新婚の定義──嘘つきな君と僕──
中学時代、同じ吹奏楽部の後輩だった水野は、レナに好意を寄せていた。

高校生になっても水野はレナのいる写真部に入部し、レナが2年の秋に部長になった時、水野は副部長をしていた。

高3の夏休み前に学校を辞めてロンドンに渡ったユウは、その後のことを知らない。

(まさかな…あれから何年経ってると思ってんだよ。もう、いい大人だぞ?)

離れている間のレナのことを知らない。

須藤との婚約のことだけは聞いたが、それ以外のことは、よく知らない。

(レナは、オレと付き合うまで誰とも付き合ったことがないって言ってたから…それだけは確かなはずだけど…。)

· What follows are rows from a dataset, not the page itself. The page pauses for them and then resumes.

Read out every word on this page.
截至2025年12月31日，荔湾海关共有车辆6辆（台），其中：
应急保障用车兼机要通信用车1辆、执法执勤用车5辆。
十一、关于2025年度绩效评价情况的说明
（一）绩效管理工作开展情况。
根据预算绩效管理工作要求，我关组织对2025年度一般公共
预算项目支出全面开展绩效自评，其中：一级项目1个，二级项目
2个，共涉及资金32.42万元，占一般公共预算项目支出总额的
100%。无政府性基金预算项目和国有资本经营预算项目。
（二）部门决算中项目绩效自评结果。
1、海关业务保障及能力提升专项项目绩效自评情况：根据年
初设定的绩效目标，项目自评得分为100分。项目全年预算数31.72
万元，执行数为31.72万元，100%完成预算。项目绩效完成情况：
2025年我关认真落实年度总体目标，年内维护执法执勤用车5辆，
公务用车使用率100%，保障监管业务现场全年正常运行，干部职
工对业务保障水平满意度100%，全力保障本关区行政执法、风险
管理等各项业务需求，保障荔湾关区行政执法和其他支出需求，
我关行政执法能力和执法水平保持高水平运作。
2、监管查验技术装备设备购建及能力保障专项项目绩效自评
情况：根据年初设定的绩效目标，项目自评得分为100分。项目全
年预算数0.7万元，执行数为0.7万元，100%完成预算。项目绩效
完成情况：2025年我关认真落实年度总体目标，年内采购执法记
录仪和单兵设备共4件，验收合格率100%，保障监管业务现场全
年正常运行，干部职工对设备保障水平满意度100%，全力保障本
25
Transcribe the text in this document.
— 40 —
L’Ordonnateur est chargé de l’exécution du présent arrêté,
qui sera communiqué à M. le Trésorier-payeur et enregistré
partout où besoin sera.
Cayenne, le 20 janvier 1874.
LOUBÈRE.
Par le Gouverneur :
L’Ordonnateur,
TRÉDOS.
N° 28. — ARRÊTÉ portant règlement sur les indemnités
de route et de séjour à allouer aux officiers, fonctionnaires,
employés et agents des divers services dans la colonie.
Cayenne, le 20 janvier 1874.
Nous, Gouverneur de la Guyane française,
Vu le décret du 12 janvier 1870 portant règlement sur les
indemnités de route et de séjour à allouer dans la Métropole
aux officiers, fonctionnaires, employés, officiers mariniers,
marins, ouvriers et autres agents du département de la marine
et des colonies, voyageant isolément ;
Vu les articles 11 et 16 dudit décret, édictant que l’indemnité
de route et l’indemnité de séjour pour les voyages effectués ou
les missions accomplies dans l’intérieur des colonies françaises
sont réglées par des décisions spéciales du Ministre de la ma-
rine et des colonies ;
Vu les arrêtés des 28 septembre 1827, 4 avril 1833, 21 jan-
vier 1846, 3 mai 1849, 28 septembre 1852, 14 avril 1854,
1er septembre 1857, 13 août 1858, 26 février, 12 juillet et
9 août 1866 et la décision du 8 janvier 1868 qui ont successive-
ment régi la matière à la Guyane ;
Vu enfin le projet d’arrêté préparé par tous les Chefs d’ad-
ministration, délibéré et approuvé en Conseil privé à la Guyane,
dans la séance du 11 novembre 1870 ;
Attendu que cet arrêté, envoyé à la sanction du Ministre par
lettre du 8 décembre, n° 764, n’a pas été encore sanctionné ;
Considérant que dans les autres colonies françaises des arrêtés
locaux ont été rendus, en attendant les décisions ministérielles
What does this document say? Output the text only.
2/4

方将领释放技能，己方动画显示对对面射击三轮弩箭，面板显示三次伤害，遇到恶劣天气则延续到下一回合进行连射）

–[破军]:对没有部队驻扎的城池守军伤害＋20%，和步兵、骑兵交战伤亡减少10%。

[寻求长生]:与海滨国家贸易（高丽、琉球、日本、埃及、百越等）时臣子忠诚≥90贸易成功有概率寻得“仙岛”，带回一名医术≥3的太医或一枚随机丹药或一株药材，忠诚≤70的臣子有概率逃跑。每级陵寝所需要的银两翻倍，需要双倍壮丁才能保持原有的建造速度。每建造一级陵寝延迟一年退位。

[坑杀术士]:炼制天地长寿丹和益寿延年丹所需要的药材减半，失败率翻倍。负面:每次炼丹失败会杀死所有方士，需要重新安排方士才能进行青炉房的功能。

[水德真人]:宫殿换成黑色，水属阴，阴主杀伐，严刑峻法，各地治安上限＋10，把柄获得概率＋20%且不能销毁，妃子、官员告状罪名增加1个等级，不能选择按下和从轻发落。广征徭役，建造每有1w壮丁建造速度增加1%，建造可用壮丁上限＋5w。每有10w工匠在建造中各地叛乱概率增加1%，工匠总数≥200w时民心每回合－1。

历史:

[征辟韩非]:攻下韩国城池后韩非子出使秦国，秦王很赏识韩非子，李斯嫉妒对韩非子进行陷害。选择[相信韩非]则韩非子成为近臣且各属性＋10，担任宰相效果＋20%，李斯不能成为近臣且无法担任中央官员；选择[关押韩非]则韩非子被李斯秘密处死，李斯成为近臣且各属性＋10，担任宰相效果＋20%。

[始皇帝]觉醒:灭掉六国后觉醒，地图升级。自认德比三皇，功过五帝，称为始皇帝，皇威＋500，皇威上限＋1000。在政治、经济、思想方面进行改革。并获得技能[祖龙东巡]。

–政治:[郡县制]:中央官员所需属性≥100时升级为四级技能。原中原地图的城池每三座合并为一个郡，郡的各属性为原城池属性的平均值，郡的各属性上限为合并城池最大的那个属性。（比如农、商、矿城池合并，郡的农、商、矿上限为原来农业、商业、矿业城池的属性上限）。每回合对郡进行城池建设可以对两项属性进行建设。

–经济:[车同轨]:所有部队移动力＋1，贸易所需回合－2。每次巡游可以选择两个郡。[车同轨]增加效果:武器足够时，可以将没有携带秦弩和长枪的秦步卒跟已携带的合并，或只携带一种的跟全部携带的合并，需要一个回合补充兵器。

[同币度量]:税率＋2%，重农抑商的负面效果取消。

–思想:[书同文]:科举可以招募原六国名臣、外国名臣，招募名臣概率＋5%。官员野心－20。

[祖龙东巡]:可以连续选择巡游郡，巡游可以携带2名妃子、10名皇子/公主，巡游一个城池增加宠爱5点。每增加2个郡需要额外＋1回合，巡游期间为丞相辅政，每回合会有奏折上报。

ユウは、時折笑みを浮かべながら水野と今日の撮影の段取りを話しているレナを見る。

(随分楽しそうに話すな…。オレの方、見ようともしないよ…。)

ほんの些細なことなのに、ユウはレナのことが気になってどうしようもない。

「ユウ、どうしたの?」

ケイトに声を掛けられ、ユウはハッとして振り返る。

「ああ、いや…なんでもない。」

「彼女、水野と知り合いなの?」

「学生時代の後輩なんだ。」

「へぇ。懐かしいと、勘違いするかもね。」

「えっ?!」

「昔好きだった相手なら、尚更でしょ?」

ケイトの言葉に、ユウは拳を握りしめて、日本語で小さく呟いた。

「違う…。オレのレナへの気持ちは…勘違いなんかじゃない。」

「えっ、何?」

「…なんでもない。」

ユウはレナと水野に背を向けて、メンバーの元へ向かう。

そんなユウの様子を、タクミは少し離れた所でじっと見ていた。